Topic: ✔ Simple question about syntax/notation


view this post on Zulip Kard Zorn (Feb 12 2022 at 10:03):

I'm having trouble understanding a simple proof because of notation.

forall (l l' : list nat) (x a : nat),
perm' l l' ->
(if x =? a then S (num_oc x l) else num_oc x l) =
num_oc x (insere a l')

I don't get what the S () means. What is the difference between S (num_oc x l) and (num_oc x l)?

view this post on Zulip Enrico Tassi (Feb 12 2022 at 10:16):

try Print nat.

view this post on Zulip Kard Zorn (Feb 12 2022 at 10:24):

Enrico Tassi said:

try Print nat.

Inductive nat : Set :=  O : nat | S : nat -> nat.
Arguments S _%nat_scope

I still don't get what it means exactly. S is like a function "Set" that maps nat -> nat? What does it do to (num_oc x l), where (num_oc x l) is the number of occurrences of x in the list l?

view this post on Zulip Gaëtan Gilbert (Feb 12 2022 at 10:57):

S foo is 1 + foo

view this post on Zulip Gaëtan Gilbert (Feb 12 2022 at 10:57):

S means successor

view this post on Zulip Enrico Tassi (Feb 12 2022 at 12:53):

May I suggest you start by reading some introductory material to Coq? Depending on your interest there are many. What do you want to do with Coq?

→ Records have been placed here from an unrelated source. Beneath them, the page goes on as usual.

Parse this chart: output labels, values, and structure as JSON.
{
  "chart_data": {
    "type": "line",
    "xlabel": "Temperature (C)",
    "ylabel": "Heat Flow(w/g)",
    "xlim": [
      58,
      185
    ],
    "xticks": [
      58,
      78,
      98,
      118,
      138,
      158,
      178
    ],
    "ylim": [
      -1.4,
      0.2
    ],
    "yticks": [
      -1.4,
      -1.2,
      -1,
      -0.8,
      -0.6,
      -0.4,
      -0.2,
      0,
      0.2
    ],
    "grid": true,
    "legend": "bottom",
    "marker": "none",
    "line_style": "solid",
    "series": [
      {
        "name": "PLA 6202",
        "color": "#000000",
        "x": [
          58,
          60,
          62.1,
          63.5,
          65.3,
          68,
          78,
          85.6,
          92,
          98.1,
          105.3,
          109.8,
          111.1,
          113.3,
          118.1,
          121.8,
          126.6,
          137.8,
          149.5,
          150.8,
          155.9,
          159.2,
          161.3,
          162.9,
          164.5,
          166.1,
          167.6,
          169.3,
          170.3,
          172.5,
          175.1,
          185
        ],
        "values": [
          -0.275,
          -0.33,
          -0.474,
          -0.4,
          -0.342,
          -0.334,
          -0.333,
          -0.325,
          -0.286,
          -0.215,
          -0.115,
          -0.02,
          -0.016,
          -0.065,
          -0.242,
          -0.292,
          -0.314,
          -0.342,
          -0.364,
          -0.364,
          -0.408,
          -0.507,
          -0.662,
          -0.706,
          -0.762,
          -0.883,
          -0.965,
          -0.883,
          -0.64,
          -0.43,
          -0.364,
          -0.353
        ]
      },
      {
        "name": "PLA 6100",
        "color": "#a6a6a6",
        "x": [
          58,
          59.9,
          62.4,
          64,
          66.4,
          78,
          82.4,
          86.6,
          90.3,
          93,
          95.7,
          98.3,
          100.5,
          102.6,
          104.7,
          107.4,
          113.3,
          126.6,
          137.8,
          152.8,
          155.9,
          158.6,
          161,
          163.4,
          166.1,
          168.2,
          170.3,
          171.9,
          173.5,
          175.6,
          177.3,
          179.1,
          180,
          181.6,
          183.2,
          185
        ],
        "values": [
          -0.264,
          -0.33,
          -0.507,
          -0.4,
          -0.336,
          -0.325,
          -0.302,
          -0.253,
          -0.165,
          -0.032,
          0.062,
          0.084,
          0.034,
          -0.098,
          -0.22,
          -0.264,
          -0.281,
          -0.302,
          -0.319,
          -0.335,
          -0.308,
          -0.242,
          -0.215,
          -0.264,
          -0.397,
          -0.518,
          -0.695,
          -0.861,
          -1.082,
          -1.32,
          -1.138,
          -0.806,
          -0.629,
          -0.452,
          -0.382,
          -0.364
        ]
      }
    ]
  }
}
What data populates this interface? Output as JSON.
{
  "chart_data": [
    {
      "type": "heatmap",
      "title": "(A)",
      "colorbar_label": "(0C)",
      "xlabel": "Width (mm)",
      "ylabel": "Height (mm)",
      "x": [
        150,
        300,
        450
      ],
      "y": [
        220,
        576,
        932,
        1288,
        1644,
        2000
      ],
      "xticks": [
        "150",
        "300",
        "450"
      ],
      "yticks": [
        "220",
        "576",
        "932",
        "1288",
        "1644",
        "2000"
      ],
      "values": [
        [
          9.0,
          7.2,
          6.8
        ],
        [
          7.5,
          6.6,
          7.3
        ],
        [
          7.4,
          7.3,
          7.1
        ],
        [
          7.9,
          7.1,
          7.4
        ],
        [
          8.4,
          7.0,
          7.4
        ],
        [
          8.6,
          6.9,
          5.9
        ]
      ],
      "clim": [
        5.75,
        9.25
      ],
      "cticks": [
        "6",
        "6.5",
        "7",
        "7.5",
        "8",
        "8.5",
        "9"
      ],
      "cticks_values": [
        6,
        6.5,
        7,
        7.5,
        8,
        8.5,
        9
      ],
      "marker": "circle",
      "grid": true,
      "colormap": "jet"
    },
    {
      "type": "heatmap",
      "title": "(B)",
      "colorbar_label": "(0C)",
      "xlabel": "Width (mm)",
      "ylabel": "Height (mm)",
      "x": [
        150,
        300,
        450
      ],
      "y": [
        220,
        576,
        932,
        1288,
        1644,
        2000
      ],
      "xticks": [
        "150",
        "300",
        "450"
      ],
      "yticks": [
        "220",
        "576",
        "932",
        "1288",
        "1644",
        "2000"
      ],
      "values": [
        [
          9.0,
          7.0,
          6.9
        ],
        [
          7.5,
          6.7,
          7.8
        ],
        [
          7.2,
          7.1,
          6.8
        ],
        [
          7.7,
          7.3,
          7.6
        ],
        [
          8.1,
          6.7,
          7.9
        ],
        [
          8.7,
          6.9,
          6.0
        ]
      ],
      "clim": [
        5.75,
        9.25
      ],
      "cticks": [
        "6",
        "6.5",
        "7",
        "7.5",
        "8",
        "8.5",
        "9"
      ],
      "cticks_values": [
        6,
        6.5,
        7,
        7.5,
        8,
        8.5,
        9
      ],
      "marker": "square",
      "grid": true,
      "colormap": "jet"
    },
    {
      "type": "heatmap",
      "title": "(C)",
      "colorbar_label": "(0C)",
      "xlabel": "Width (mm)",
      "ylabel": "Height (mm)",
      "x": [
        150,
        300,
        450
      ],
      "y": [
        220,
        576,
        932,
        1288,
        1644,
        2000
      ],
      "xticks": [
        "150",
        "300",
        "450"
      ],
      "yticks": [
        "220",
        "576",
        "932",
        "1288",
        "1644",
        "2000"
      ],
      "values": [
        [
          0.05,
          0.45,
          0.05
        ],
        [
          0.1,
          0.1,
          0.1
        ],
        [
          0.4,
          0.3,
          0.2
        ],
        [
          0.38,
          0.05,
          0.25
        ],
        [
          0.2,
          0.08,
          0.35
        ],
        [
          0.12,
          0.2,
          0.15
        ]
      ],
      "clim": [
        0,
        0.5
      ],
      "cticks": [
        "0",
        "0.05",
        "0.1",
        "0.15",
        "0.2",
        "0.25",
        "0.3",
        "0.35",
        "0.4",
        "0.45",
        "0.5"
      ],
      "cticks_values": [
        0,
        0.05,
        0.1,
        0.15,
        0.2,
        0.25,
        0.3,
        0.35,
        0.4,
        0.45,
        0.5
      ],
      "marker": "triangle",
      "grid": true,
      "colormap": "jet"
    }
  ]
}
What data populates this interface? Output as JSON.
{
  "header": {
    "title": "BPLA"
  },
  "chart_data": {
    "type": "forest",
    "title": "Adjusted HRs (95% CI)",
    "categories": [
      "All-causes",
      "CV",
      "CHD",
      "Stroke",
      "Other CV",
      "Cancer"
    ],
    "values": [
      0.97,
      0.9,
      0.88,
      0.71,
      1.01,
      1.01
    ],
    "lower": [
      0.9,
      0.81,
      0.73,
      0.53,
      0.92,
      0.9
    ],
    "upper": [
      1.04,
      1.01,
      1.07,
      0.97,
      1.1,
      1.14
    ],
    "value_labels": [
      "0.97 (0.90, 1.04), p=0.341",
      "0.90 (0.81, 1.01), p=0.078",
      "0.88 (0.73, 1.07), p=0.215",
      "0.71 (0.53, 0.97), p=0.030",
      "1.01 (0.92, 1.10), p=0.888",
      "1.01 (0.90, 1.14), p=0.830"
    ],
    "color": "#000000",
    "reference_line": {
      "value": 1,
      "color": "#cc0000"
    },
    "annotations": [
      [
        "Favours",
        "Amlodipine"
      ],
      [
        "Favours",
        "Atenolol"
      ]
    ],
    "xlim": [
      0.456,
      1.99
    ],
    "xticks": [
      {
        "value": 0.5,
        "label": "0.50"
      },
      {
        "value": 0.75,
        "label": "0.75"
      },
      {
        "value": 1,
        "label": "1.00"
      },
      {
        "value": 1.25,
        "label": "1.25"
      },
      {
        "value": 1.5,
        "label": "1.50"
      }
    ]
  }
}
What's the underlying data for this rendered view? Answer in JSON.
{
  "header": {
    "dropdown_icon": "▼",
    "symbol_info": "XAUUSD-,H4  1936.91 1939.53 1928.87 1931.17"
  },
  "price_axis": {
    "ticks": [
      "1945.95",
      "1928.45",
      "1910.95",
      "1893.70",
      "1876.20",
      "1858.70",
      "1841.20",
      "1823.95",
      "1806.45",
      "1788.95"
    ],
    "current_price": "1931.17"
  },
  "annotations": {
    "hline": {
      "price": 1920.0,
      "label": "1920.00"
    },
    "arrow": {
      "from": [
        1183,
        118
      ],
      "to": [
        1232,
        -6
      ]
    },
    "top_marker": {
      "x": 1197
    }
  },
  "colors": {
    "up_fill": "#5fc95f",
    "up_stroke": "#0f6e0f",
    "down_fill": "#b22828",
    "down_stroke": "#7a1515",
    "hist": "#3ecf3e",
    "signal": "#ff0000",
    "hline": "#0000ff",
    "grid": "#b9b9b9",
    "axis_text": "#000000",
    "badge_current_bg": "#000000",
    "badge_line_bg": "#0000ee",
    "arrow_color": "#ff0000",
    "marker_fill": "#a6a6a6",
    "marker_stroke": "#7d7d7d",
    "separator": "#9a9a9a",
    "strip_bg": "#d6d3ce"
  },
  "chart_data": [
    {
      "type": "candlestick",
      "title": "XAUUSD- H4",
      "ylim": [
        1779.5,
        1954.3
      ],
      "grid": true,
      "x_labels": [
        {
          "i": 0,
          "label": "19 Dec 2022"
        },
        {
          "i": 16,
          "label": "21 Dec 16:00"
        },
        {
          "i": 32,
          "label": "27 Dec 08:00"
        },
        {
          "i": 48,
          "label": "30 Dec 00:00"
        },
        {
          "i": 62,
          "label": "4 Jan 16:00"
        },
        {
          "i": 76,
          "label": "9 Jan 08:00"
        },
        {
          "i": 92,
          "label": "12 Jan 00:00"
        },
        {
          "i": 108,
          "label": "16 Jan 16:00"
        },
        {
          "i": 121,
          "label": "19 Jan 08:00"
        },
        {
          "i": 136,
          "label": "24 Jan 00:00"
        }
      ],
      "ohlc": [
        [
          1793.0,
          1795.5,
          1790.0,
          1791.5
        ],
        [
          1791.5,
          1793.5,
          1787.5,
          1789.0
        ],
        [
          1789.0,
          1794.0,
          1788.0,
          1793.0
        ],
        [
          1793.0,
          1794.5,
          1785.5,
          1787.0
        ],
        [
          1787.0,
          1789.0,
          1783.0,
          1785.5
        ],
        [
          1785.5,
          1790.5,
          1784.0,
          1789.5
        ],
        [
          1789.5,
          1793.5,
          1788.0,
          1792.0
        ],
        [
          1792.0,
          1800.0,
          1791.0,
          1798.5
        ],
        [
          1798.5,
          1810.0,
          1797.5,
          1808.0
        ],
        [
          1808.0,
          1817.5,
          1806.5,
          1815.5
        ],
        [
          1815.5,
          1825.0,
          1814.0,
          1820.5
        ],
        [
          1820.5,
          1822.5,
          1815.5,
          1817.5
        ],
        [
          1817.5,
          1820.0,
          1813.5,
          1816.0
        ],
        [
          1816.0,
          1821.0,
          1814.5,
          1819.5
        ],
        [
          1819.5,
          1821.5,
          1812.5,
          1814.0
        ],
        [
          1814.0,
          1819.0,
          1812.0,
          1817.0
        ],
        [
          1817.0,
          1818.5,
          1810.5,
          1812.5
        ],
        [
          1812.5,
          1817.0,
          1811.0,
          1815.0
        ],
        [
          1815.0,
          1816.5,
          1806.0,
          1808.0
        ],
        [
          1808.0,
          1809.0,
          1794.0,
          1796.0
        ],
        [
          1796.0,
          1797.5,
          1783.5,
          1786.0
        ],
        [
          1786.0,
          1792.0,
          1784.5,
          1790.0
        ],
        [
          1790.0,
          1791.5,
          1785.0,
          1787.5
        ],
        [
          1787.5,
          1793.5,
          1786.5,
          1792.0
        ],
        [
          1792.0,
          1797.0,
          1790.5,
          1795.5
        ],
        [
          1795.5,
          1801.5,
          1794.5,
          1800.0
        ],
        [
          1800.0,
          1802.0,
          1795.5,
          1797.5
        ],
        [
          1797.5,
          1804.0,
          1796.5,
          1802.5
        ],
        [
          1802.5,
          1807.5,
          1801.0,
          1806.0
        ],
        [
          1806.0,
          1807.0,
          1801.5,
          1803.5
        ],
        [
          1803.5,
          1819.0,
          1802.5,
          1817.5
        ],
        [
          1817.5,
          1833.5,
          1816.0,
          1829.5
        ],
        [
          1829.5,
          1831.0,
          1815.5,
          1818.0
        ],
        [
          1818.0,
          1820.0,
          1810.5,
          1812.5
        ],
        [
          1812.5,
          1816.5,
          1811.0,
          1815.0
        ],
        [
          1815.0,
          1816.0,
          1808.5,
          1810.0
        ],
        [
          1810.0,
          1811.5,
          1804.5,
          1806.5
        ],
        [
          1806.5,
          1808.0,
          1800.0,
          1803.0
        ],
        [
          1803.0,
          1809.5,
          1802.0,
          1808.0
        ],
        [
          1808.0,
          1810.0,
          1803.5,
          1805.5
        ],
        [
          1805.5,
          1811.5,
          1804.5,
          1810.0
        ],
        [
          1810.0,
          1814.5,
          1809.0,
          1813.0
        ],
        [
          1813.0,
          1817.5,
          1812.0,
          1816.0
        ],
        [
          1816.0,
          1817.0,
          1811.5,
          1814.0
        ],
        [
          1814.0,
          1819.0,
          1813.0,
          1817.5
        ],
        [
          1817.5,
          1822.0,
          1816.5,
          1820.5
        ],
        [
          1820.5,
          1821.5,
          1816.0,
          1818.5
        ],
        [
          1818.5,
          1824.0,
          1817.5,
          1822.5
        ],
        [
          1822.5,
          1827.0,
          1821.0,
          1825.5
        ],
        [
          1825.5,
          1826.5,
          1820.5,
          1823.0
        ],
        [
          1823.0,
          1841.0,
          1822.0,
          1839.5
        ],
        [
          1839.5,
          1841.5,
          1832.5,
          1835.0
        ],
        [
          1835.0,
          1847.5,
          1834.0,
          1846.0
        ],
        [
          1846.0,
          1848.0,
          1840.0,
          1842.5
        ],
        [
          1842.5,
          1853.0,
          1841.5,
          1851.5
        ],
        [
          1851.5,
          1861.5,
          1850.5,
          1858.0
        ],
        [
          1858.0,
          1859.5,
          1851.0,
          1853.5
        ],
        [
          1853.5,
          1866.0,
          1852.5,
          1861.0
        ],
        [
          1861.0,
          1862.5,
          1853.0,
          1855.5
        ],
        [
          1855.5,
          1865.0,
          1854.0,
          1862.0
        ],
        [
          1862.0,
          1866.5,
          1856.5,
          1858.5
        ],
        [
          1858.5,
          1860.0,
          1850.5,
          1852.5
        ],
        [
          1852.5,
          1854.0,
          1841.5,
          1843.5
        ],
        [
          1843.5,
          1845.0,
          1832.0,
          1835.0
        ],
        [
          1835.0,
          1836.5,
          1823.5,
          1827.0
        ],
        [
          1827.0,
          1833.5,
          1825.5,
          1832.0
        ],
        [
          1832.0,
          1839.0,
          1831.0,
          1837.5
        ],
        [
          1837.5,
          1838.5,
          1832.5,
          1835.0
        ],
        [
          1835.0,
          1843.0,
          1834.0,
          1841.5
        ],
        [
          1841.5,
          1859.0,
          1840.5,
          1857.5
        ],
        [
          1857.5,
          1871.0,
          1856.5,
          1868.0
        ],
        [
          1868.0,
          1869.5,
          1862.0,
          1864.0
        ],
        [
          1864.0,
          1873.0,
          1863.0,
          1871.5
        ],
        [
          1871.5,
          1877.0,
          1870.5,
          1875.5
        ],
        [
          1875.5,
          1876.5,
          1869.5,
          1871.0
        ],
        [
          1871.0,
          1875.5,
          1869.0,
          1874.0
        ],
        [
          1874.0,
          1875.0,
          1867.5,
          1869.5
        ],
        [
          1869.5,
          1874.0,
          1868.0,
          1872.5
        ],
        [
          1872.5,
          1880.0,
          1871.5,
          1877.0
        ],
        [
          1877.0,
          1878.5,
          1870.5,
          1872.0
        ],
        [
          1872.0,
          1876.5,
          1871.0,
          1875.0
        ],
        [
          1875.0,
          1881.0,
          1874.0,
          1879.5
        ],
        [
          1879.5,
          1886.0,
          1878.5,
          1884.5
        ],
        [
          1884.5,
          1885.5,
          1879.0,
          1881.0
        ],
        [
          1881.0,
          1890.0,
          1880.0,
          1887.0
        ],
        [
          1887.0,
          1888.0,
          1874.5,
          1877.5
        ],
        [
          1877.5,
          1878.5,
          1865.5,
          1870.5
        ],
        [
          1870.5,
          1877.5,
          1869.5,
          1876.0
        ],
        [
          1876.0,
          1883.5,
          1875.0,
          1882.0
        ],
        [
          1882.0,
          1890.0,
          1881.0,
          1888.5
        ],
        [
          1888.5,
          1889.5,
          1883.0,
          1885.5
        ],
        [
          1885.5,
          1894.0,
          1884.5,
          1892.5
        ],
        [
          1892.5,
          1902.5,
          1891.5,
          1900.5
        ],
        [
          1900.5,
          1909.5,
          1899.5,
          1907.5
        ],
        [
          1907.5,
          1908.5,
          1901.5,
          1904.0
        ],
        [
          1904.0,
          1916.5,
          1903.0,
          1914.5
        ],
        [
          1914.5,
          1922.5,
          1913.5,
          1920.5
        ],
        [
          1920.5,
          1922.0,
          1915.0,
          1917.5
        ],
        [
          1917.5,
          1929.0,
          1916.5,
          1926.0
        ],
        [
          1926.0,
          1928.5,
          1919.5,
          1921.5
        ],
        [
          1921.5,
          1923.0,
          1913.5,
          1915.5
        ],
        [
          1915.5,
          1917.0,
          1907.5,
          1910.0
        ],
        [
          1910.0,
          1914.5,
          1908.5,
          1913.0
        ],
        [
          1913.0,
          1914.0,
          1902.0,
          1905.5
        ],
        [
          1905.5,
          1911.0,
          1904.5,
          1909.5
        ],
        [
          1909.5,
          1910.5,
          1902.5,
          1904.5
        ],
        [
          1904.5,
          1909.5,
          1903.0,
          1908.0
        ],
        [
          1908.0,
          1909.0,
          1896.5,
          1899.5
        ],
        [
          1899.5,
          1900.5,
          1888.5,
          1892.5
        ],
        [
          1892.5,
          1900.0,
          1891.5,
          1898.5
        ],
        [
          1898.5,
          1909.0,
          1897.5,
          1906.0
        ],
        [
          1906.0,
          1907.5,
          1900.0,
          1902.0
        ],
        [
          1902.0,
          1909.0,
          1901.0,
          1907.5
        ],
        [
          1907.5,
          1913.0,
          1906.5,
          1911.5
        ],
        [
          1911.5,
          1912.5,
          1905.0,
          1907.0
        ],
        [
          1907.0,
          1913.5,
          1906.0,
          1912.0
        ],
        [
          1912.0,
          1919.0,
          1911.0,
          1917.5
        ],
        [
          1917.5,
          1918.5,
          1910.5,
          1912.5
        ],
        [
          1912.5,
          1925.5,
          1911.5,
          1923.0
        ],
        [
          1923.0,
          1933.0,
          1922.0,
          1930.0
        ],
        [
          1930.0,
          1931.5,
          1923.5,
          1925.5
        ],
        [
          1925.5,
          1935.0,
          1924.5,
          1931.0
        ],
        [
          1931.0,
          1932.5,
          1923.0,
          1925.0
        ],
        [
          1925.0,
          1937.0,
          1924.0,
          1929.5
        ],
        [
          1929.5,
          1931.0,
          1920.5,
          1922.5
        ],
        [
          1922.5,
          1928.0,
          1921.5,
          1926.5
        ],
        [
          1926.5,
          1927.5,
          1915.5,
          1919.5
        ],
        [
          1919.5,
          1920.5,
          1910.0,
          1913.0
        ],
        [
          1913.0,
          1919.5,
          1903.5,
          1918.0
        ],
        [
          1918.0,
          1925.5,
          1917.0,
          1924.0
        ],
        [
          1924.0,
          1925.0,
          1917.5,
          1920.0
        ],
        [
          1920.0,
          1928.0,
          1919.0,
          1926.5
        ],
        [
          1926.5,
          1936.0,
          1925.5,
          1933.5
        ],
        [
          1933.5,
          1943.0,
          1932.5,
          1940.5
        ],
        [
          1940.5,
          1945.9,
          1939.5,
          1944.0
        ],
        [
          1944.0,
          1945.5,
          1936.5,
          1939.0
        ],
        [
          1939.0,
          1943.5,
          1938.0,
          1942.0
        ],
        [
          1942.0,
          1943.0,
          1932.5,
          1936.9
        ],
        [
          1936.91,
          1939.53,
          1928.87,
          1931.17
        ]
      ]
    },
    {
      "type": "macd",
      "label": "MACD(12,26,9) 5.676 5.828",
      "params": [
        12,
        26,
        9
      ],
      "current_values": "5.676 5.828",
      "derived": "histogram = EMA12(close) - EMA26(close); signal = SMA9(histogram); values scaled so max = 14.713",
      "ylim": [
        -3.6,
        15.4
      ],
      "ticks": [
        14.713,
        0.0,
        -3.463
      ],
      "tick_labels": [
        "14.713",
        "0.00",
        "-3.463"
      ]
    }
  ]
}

view this post on Zulip Karl Palmskog (Feb 12 2022 at 12:56):

see here for an overview of some material: https://github.com/coq-community/awesome-coq#books

In particular, we often recommend https://softwarefoundations.cis.upenn.edu

view this post on Zulip Kard Zorn (Feb 12 2022 at 14:43):

Gaëtan Gilbert said:

S foo is 1 + foo

Gaëtan Gilbert said:

S means successor

That makes a lot more sense now!

Enrico Tassi said:

May I suggest you start by reading some introductory material to Coq? Depending on your interest there are many. What do you want to do with Coq?

No problem! I did try and search for it on a few online materials, but I didn't find anything more explicit about S being the succ. I'm taking classes on Mathematical and Computational Logic and Algorithm Analysis, both use coq (or pvs or any other proof assistant). But I am indeed mentally challenged.

view this post on Zulip Kard Zorn (Feb 12 2022 at 14:43):

Karl Palmskog said:

see here for an overview of some material: https://github.com/coq-community/awesome-coq#books

In particular, we often recommend https://softwarefoundations.cis.upenn.edu

Thanks a lot!

view this post on Zulip Enrico Tassi (Feb 12 2022 at 16:15):

Great! Good learning then.

view this post on Zulip Notification Bot (Feb 12 2022 at 16:15):

Enrico Tassi has marked this topic as resolved.


Last updated: Feb 06 2023 at 12:04 UTC